How do I make the ingestion fast? I am using lightweight and incremental but my last job took 20 seconds to start. The spark stuff downstream took 2 seconds…
From there, how do I make the transforms really fast? I tried using Pipeline Builder in a stream but was confused about how to use the dataset input and output a stream. I would love for any incremental updates to the input dataset to be pushed through the stream/
Hi there! I don’t know the best way to make your data ingestion fast, but it seems like you have your wires crossed with streaming vs incremental pipelines.
A stream will process data in real-time while incremental pipelines are batch pipelines and require distinct builds (where each build will take some amount of time).
That’s all to say a streaming pipeline will be “faster” since it runs in real time, but make sure it’s actually what you want.
Hi Sperchanok - my wire are not crossed. As I personally know too well, the product can be confusing.
Ingestion: I have to write the ingestion via code. My API has an endpoint to get the latest changes. I get those latest changes and then save them via an incremental update to a dataset. The question I have re: speed is not about my ingestion code, but rather the overall environment spin up. My code runs very quickly. How can I minimize the spin up time for my ingestion code? This was a recent build:
Secondly, after I ingest that data, I then want to process it really quickly. It would seem Pipeline builder can load in a dataset into a streaming pipeline (note: there are two options there, Stream and Snapshot btw which are not documented and I therefore don’t understand the difference). My idea was that these incremental updates to the previous dataset could be then pushed into the streaming pipeline. Perhaps a better explanation of what adding a dataset to a streaming pipeline builder instance is what is warranted here.
I know the team is working on improvements to lightweight startup time. Watch this space- it should get faster in the next few months.
In the next few weeks we’ll be publishing examples on how to use Compute Modules in this fashion. Basically we’ll show how to have a constantly running Compute Module check and API on an ongoing basis and push the data into a stream for processing. Maybe @jeg can share some early versions of the guide?
On using Builder streaming:
If you end up going with the compute module approach you don’t need an intermediate dataset. You’ll create a new raw stream and push into it with an api call from your Compute Module.

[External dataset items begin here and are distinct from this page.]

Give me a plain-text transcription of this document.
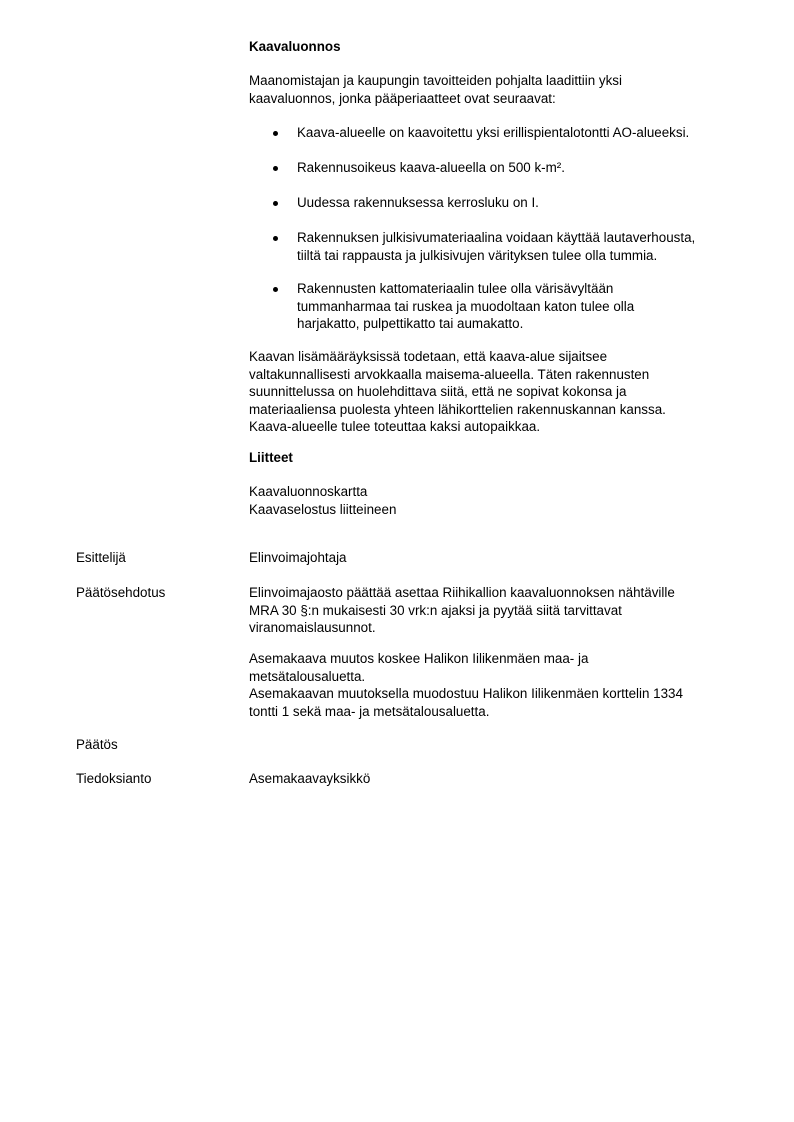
Kaavaluonnos

Maanomistajan ja kaupungin tavoitteiden pohjalta laadittiin yksi

kaavaluonnos, jonka pääperiaatteet ovat seuraavat:

Kaava-alueelle on kaavoitettu yksi erillispientalotontti AO-alueeksi.

Rakennusoikeus kaava-alueella on 500 k-m².

Uudessa rakennuksessa kerrosluku on I.

Rakennuksen julkisivumateriaalina voidaan käyttää lautaverhousta,

tiiltä tai rappausta ja julkisivujen värityksen tulee olla tummia.

Rakennusten kattomateriaalin tulee olla värisävyltään

tummanharmaa tai ruskea ja muodoltaan katon tulee olla

harjakatto, pulpettikatto tai aumakatto.

Kaavan lisämääräyksissä todetaan, että kaava-alue sijaitsee

valtakunnallisesti arvokkaalla maisema-alueella. Täten rakennusten

suunnittelussa on huolehdittava siitä, että ne sopivat kokonsa ja

materiaaliensa puolesta yhteen lähikorttelien rakennuskannan kanssa.

Kaava-alueelle tulee toteuttaa kaksi autopaikkaa.

Liitteet

Kaavaluonnoskartta

Kaavaselostus liitteineen

Esittelijä	Elinvoimajohtaja
Päätösehdotus	Elinvoimajaosto päättää asettaa Riihikallion kaavaluonnoksen nähtäville

MRA 30 §:n mukaisesti 30 vrk:n ajaksi ja pyytää siitä tarvittavat

viranomaislausunnot.

Asemakaava muutos koskee Halikon Iilikenmäen maa- ja

metsätalousaluetta.

Asemakaavan muutoksella muodostuu Halikon Iilikenmäen korttelin 1334

tontti 1 sekä maa- ja metsätalousaluetta.

Päätös
Tiedoksianto	Asemakaavayksikkö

If you will be fine with wherever we get to with lightweight spinup time you can just take the dataset and use it as a streaming input using the “Stream” mode. This picks up the data as soon as the new append transaction closes. “snapshot” can be used to join in an existing static dataset with a stream. It is in fact not well documented. We’ll fix it.
Re: container spin-up - amazing! Excited to see the progress here. Historically, small data was actually better run outside Foundry (because why make a script take 2 mins when it runs in 5 seconds locally). Looking forward to more here
Re: compute modules - I’m assuming the tradeoff of having a set compute module like this is it negates the “scale up and down” nature of builds?
Re: Pipeline Builder - Thank you for acknowledging the lack of documentation here. It sounds like my intuition was correct: New incremental updates get pushed into the stream when in Stream mode. I was having a bit of trouble getting this to work in practice, but I am going to give it another go now that I know this is the intended behavior.
Once Python functions are GA, serverless, can be scheduled and support egress you could also use them.
… or use AWS Lambda today und PUT your updates through the s3 compat. API.
How do I make the ingestion fast? This Compute Module is a good start.
How do I make the transforms fast? Use Pipeline Builder in streaming mode on the output.
This is an example of a Compute Module as a data ingestor, in this example I hit an endpoint every 10 seconds (you can ramp that up as high as you want) and write an output to a streaming dataset. This Compute Module will run indefinitely, but may have periods of downtime (the host is recycled every 24 hours).
We will go open beta with Compute Modules by the end of the month enabling this capability with SDKs for Python and TypeScript, but you use our platform APIs for any client you want.
In response to losing scaling, this is true - in its current form you need to pin your replicas to min and max 1. If your reason for wanting better scaling is for throughput, I’d recommend looking at using container transforms post ingestion. If your concern is cost, you are able to provision the CM with 0.1 CPUs to minimise spend.